John, 75, who is best known as the author of ‘Bessie Dunlop the Witch o' Dalry’, penned a poem called The Passing O' A Queen, about the media frenzy following the death of Queen Elizabeth II last year.

He shared the major award, sponsored by our sister titles Herald Scotland and Glasgow University, with five other poets after the judges ruled they were all worthy of a share of the £500 prize.

John, who is Dalry born and bred but now lives in Ardrossan, said: "I feel quite chuffed. It is not a huge award but it carries a lot of kudos in Scottish writing circles. Last year, I was a joint runner-up." 

Alan Riach, professor of Scottish literature at the University of Glasgow, described John's work as "an ironic, irreverent yet compassionate salutation on the death of the Queen".

John told the Ardrossan and Saltcoats Herald: "Although some people might see the poem as an anti-royalist satire, it isn’t intended as such.

"It is simply an ironic comment mainly on the excessive media coverage of the late Queen’s death and her funeral, when you could have been forgiven for thinking that nothing else was happening in the world for over two weeks.

"Of course it was an important national event and the late Queen was deserving of respect, but what we saw emerging during that period was, in my opinion almost a kind of mass hysteria, whipped up by the media and exemplified by the speaker of the House of Commons who actually said it was the most important historical event ever, a comment that was quite simply deranged.

"My poem is about that kind of loss of perspective, especially when all sorts of horrific and evil things were happening elsewhere, especially in the Ukraine."

John's play about the legendary Dalry 'witch' Bessie was turned into an audio book earlier this year, with performances in Dalry and Beith.

It became one of Amazon's top 10 selling audio plays. 

The McCash Prize is an annual competition, endowed by a former engineering graduate of Gilmorehill, James McCash, who had himself won an earlier Herald poetry competition in the 1970s.

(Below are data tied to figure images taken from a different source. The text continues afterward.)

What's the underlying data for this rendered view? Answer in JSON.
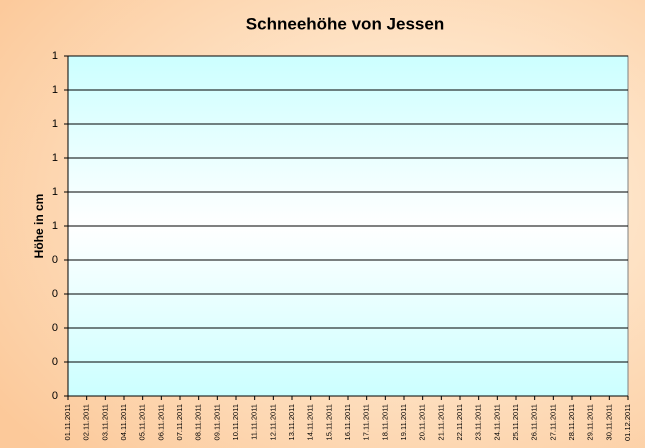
{
  "chart_data": {
    "type": "line",
    "title": "Schneehöhe von Jessen",
    "y_label": "Höhe in cm",
    "categories": [
      "01.11.2011",
      "02.11.2011",
      "03.11.2011",
      "04.11.2011",
      "05.11.2011",
      "06.11.2011",
      "07.11.2011",
      "08.11.2011",
      "09.11.2011",
      "10.11.2011",
      "11.11.2011",
      "12.11.2011",
      "13.11.2011",
      "14.11.2011",
      "15.11.2011",
      "16.11.2011",
      "17.11.2011",
      "18.11.2011",
      "19.11.2011",
      "20.11.2011",
      "21.11.2011",
      "22.11.2011",
      "23.11.2011",
      "24.11.2011",
      "25.11.2011",
      "26.11.2011",
      "27.11.2011",
      "28.11.2011",
      "29.11.2011",
      "30.11.2011",
      "01.12.2011"
    ],
    "ylim": [
      0,
      1
    ],
    "yticks": [
      0,
      {
        "value": 0.1,
        "label": "0"
      },
      {
        "value": 0.2,
        "label": "0"
      },
      {
        "value": 0.3,
        "label": "0"
      },
      {
        "value": 0.4,
        "label": "0"
      },
      {
        "value": 0.5,
        "label": "1"
      },
      {
        "value": 0.6,
        "label": "1"
      },
      {
        "value": 0.7,
        "label": "1"
      },
      {
        "value": 0.8,
        "label": "1"
      },
      {
        "value": 0.9,
        "label": "1"
      },
      1
    ],
    "grid": true
  }
}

In the last 20 years it has become a major landmark in Scotland’s cultural calendar.  

Leslie Duncan, one of the judges, said: "What an energetic mixter-maxter of material reached us from the 99 poets who responded.

"They did so in all sorts of variants of the Scottish language, a fine stramash of tongues, from the classical and MacDiarmid’s Lallans to Doric and Burns’s Ayrshire cadences, and of course the smart patois of the city vernacular.

"It’s clear that the language remains vibrant and widely used in spite of all the push to conformity generated by the mass media, online and other."

The other winners of the award were David Bleiman for Ma Makaronic Manifest; Raymond Burke for How to Speak Glaswegian; Robert Hume for Simmer Storm, Winter Warm and Sheila Templeton for Winter’s Hansel.

John's poem reads: 

The Passin o a Queen

Wi her passin, an onding o pieties,  

Droonin maist o the land in grievin,

(Tho shunnin ony improprieties) 

Tae wing her on the wey tae Hieven,

As if we aw had lost oor mither,

(Queues roon streets for miles weavin)

As weel as oor sister an oor brither.

Jeez oh, it’s faur ayont believin

An I’ve neer kent o’t for anither,

While mony puir folk gied up breathin.


But mibbie for Lizzie it wis a blessin

She didnae see whit she’d become:

Gey near a saunt I’m kinna guessin,

Wi obsequies tae lea ye dumb 

An neer-endin encomiums, 

Some fu o guff, some fu o unction,

Some haudin the whiff o opiums,

As gabblin geegaws, lackin gumption,

Thocht it was, by God’s ain will,

The maist important thing eer seen.

As if the planets shid staun still

For the passin o a queen.


Yet ither things I daurnae mention,

In case ye think I’m on a rant,

Noo that we’ve witnesst her Ascension;

Her coffin, the Ark o the Covenant.

While Putin’s war aye grinds awa

An Ukraine’s battert, bluidy an raw.